AFAIK a lot of the chefs doctrine and styles originate from France from around 1900. A lot of those chefs were veterans of the Franco Prussian war and led their kitchens in a military style. When those chefs and their students went abroad they popularized the style of kitchen management.

by Anonymous 1 week ago

That's why I got out of the industry after almost 20 years. Like dude it's just food, calm down. But also that became a slippery slope where pretty much most deadlines feel like that to me now. The more you learn about productivity vs pay for that level of productivity the more I feel like you'll feel this way

by Balistrerigene 1 week ago

And they get pissed when you don't call them chef, god forbid I use your name like cmon this isn't the military calm down

by Anonymous 1 week ago

Part of me is convinced that all chefs were viking warriors in some past life. I've never worked in a kitchen and I doubt the TV shows really give an accurate depiction but if most chefs are like the ones who roll with Gordon Ramsey, its very easy to see how it becomes a battlefield. I haven't really understood the psychology behind making food your craft, but the dynamics of a restaurant are kind of like a battlefield on a grand scale. The food seems almost irrelevant, its more like the final proof, the litmus test for whether or not its worth it

by Anonymous 1 week ago

Its not about serving food, its about serving perfection to fickle stupid people and getting them to agree its perfection, which is one of the most satisfying things there is

by Anonymous 1 week ago

Every chef I've ever met had some frothing self hatred going on. I'd call that projection. Look up Gordon Ramsey and Norm MacDonald on Conan. "Why would you become a cook?!?"🤣

by Anonymous 1 week ago

Because clients and waiters don't understand physics or cooking times, they believe their hunger, their need for tips, and being way too on the nose, can speed up the time it takes for food to be cooked.

by Anonymous 1 week ago

Dumb question but what would make it so kitchens aren't so hectic? More room? More cooks? Customers who don't mine waiting?
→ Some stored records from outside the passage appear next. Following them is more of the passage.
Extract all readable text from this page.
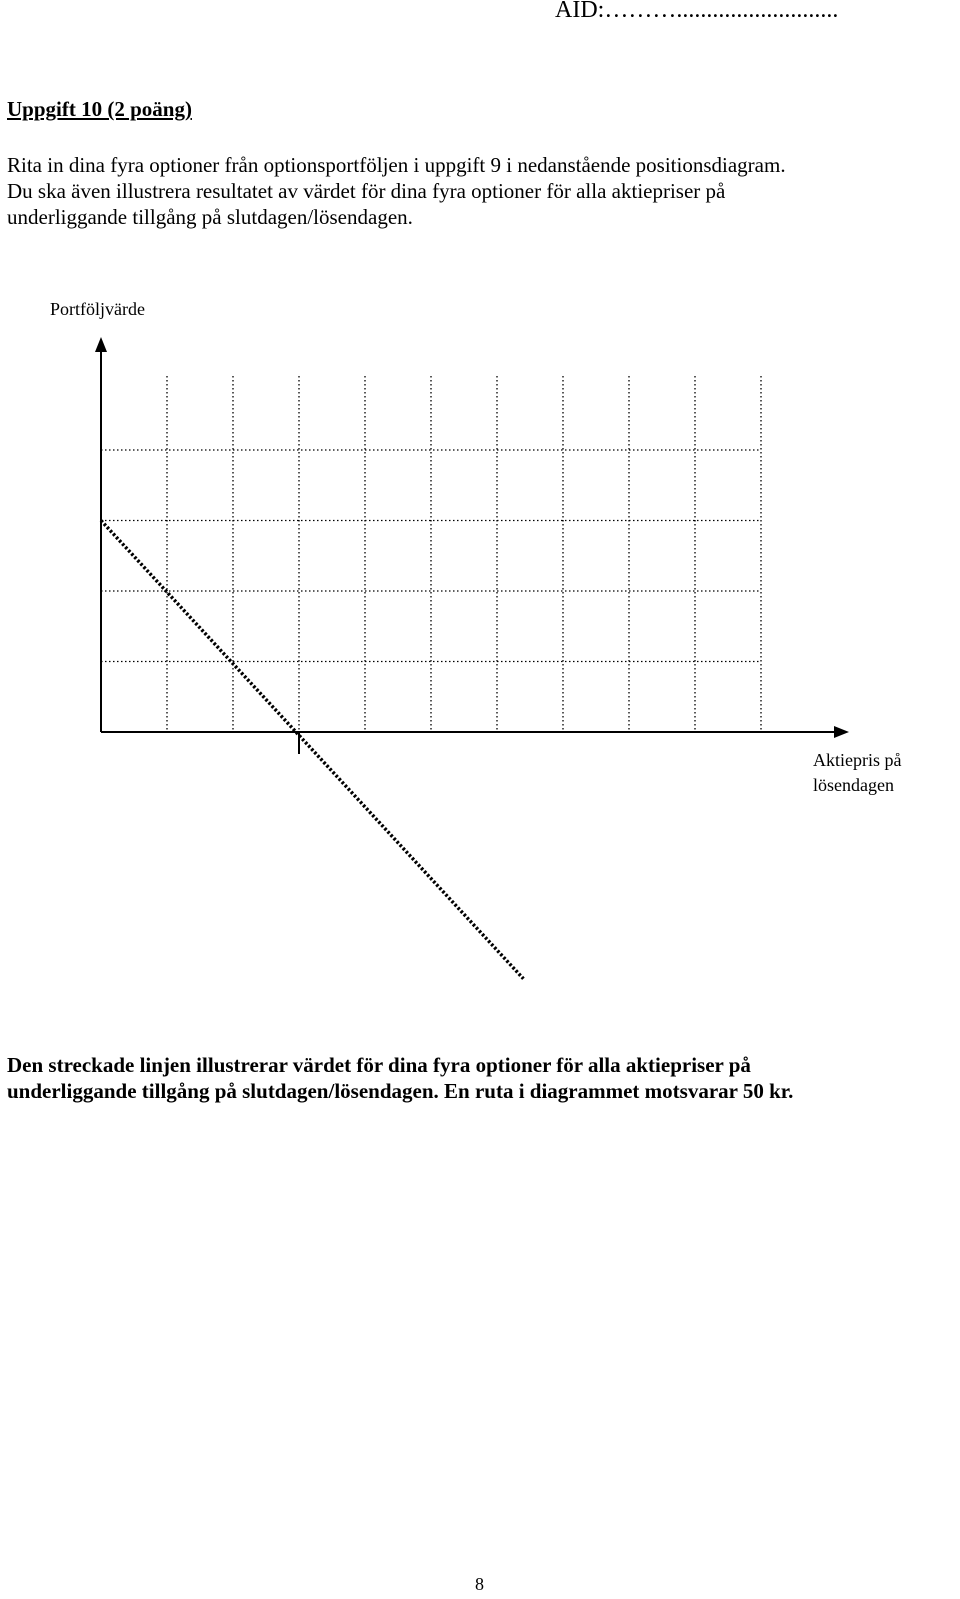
AID:………...........................
Uppgift 10 (2 poäng)
Rita in dina fyra optioner från optionsportföljen i uppgift 9 i nedanstående positionsdiagram.
Du ska även illustrera resultatet av värdet för dina fyra optioner för alla aktiepriser på
underliggande tillgång på slutdagen/lösendagen.
Portföljvärde
Aktiepris på
lösendagen
Den streckade linjen illustrerar värdet för dina fyra optioner för alla aktiepriser på
underliggande tillgång på slutdagen/lösendagen. En ruta i diagrammet motsvarar 50 kr.
8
by Aggressive-Swing-273 1 week ago

Idk, maybe food made with hatred is just better.

by Anonymous 1 week ago

You've never worked in a real kitchen and it shows. People don't get mad just because someone is in the way. There can be 6 or more chefs in a kitchen, each one responsible for different aspects of meals and dishes. They rely on each other to be in perfect syncronicity so they can serve entire tables at the same time. If one chef is 2 minutes behind on a component then your steak could end up overcooked. It's not life or death, but it's important

by JealousAd5341 1 week ago

The PAYING customers will bitch about their food taking too long. That's the only reason this happens. It's always money

by Oyost 1 week ago

Time managment is very stressful. It's hard to microwave my fried rice sometimes. I completely understand the stress.